Targeting and exploitation of remote platforms and processes through fraudulent identity documents and the use of stolen credentials. Red flags include:

  • The spelling of names in account information does not match the government-issued identity documentation provided for online onboarding;
  • Pictures in identity documentation, especially areas around faces, are blurry or low resolution, or have aberrations;
  • Images of identity documentation have visual irregularities that indicate digital manipulation of the images, especially around information fields likely to have been changed to conduct synthetic identity fraud.
  • A customer’s physical description on identity documentation does not match other images of the customer;
  • A customer refuses to provide supplemental identity documentation or delays producing supplemental documentation;
  • Customer logins occur from a single device or Internet Protocol (IP) address across multiple seemingly unrelated accounts, often within a short period of time;
  • Customer logins occur within a pattern of high network traffic with decreased login success rates and increased password reset rates; and
  • A customer calls a financial institution to change account communication methods and authentication information, then quickly attempts to conduct transactions to an account that never previously received payments from the customer.

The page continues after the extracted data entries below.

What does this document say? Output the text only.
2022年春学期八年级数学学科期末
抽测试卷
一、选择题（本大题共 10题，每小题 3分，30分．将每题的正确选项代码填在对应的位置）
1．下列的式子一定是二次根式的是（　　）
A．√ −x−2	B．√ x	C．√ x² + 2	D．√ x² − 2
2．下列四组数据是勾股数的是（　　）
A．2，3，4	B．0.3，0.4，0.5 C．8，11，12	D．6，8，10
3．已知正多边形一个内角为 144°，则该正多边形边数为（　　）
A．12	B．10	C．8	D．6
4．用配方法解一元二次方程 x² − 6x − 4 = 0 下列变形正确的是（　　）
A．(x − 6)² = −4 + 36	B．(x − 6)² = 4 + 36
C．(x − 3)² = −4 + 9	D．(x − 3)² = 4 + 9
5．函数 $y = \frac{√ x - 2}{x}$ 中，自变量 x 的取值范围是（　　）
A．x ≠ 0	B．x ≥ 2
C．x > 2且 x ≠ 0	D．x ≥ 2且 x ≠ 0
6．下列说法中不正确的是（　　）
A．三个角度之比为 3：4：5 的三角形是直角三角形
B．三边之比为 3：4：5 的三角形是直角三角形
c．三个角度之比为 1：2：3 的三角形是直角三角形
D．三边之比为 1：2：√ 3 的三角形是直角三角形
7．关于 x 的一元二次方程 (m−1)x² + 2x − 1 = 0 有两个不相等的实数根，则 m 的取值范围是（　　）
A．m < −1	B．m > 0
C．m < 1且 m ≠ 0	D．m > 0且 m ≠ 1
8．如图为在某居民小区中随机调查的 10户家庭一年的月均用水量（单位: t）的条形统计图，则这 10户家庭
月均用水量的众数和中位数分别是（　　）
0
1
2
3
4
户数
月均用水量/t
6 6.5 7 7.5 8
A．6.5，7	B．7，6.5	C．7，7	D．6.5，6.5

Phishing, malware and extortion which are increasingly utilizing offers of COVID-19 information and supplies. Red flags include:

  • Information technology enterprise activity related to transaction processes or information is connected to cyber indicators that have been associated with possible illicit activity. Malicious cyber activity may be evident in system log files, network traffic, or file information;
  • Email addresses purportedly related to COVID-19 do not match the name of the sender or the corresponding domain of the company allegedly sending the message;
  • Unsolicited emails related to COVID-19 from untrusted sources encourage readers to open embedded links/files or to provide personal or financial information, such as usernames and passwords or other account credentials;
  • Emails from untrusted sources or addresses similar to legitimate telework vendor accounts offer remote application software, often advertised at no or reduced cost;
  • Emails contain subject lines identified by government or industry as associated with phishing campaigns;
  • Text messages have embedded links purporting to be from or associated with government relief programs and payments;
  • Embedded links or webpage addresses for purported COVID-19 resources have irregular URLs that do not match that of the expected destination site or are similar to legitimate sites but with slight variations in the domain;

Business email compromise schemes, which in the COVID-19 environment often involve criminals interesting themselves into communications by impersonating a critical player in a transaction. Red flags include:

  • A customer’s transaction instructions contain different language, timing, and amounts in comparison to prior transaction instructions, especially regarding transactions involving healthcare providers or supplies purchases;
  • Transaction instructions, typically involving a healthcare-sector counterparty or referencing purchase of healthcare or emergency response supplies, originate from an email account closely resembling, but not identical to, a known customer’s email account;
  • Emailed transaction instructions direct payment to a different account for a known beneficiary. The transmitter may claim a need to change the destination account as part of a COVID-19 pandemic response and assert urgency to conduct the transaction; and
  • Emailed transaction instructions request to move payment methods from checks to ACH transfers as a response to the pandemic.

FinCEN will continue issuing COVID-19-related information to financial institutions to help enhance their efforts to detect, prevent, and report suspected illicit activity on its website.